Insulin pumps or continuous glucose monitoring (CGM) device may be damaged when diabetics wearing them go through a full-body scan at an airport, caution experts. The risk to these sensitive devices posed by scanners and the low-pressure conditions on airplanes were the focus of a report published in the journal Diabetes Technology & Therapeutics.
Authors Andrew Cornish and H. Peter Chase of University of Colorado, Denver, caution that the motor of an insulin delivery pump or glucose monitoring device may experience electromagnetic malfunctioning when passed through an airport security scanner.
However, little research has been published on the potential impact of that exposure, according to a Colorado statement.
People with diabetes can present a travel letter obtained from their physicians to avoid possible damage caused by exposure to imaging equipment in airports, suggest researchers.

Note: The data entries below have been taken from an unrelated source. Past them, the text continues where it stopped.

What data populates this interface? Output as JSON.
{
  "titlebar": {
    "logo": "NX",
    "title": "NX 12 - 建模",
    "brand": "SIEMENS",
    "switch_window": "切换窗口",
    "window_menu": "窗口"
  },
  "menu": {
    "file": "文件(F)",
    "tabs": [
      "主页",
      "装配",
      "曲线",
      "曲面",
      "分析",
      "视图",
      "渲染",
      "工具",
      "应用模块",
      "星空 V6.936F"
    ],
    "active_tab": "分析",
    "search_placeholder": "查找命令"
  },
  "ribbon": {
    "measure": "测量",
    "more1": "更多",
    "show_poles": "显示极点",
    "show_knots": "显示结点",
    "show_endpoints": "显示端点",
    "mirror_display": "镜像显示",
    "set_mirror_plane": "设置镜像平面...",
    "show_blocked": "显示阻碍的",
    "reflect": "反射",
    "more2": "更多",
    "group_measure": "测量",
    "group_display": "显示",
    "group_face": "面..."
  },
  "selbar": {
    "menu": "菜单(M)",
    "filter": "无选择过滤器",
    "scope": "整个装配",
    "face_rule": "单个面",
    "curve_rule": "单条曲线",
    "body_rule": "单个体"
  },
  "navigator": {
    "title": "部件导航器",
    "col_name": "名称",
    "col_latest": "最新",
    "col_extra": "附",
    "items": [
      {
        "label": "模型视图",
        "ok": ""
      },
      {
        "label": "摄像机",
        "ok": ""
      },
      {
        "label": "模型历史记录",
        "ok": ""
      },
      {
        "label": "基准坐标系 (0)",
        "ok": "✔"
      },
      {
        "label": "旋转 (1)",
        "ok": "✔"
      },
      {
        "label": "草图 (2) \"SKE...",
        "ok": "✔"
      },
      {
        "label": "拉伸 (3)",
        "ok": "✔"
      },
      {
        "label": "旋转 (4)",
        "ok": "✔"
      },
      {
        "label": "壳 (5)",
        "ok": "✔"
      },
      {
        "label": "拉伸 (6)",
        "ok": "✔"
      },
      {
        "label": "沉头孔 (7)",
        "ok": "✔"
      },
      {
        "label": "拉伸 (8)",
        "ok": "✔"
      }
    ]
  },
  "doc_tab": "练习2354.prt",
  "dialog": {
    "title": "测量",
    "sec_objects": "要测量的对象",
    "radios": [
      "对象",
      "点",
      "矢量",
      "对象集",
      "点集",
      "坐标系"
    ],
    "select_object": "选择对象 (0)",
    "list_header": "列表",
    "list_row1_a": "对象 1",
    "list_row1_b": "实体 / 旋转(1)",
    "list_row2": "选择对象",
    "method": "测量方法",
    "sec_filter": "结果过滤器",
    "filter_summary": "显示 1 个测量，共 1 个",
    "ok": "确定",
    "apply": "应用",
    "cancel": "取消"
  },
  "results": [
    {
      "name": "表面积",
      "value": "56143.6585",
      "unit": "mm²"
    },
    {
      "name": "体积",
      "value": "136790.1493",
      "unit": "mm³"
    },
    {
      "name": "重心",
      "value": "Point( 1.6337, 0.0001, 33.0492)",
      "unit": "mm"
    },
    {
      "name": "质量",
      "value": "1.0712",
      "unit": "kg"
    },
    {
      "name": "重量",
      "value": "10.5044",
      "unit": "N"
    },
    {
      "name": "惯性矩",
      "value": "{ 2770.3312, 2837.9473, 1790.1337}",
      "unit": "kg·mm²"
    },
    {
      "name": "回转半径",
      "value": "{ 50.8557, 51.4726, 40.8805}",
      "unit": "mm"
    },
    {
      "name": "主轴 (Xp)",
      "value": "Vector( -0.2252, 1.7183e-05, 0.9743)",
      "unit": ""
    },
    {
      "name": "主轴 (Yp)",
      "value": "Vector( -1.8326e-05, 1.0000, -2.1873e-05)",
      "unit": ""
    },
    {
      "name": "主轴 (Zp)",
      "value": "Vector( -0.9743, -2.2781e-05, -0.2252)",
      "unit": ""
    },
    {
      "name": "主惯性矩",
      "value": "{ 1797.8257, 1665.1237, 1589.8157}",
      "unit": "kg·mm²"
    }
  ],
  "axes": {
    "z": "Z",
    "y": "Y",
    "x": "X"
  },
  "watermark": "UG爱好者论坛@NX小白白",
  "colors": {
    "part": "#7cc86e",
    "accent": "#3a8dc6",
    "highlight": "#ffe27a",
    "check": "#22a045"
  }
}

"Given the increased use of insulin pump therapy, not only in the US, but around the world, it seems critical that more research is funded to better understand and potentially repair this problem," says Irl Hirsch, professor of medicine at the University of Washington Medical Center-Roosevelt, Seattle.
Hirsch is also the editor of Diabetes Technology & Therapeutics, a monthly journal that covers new technology and products for treatment, monitoring, diagnosis and prevention of diabetes.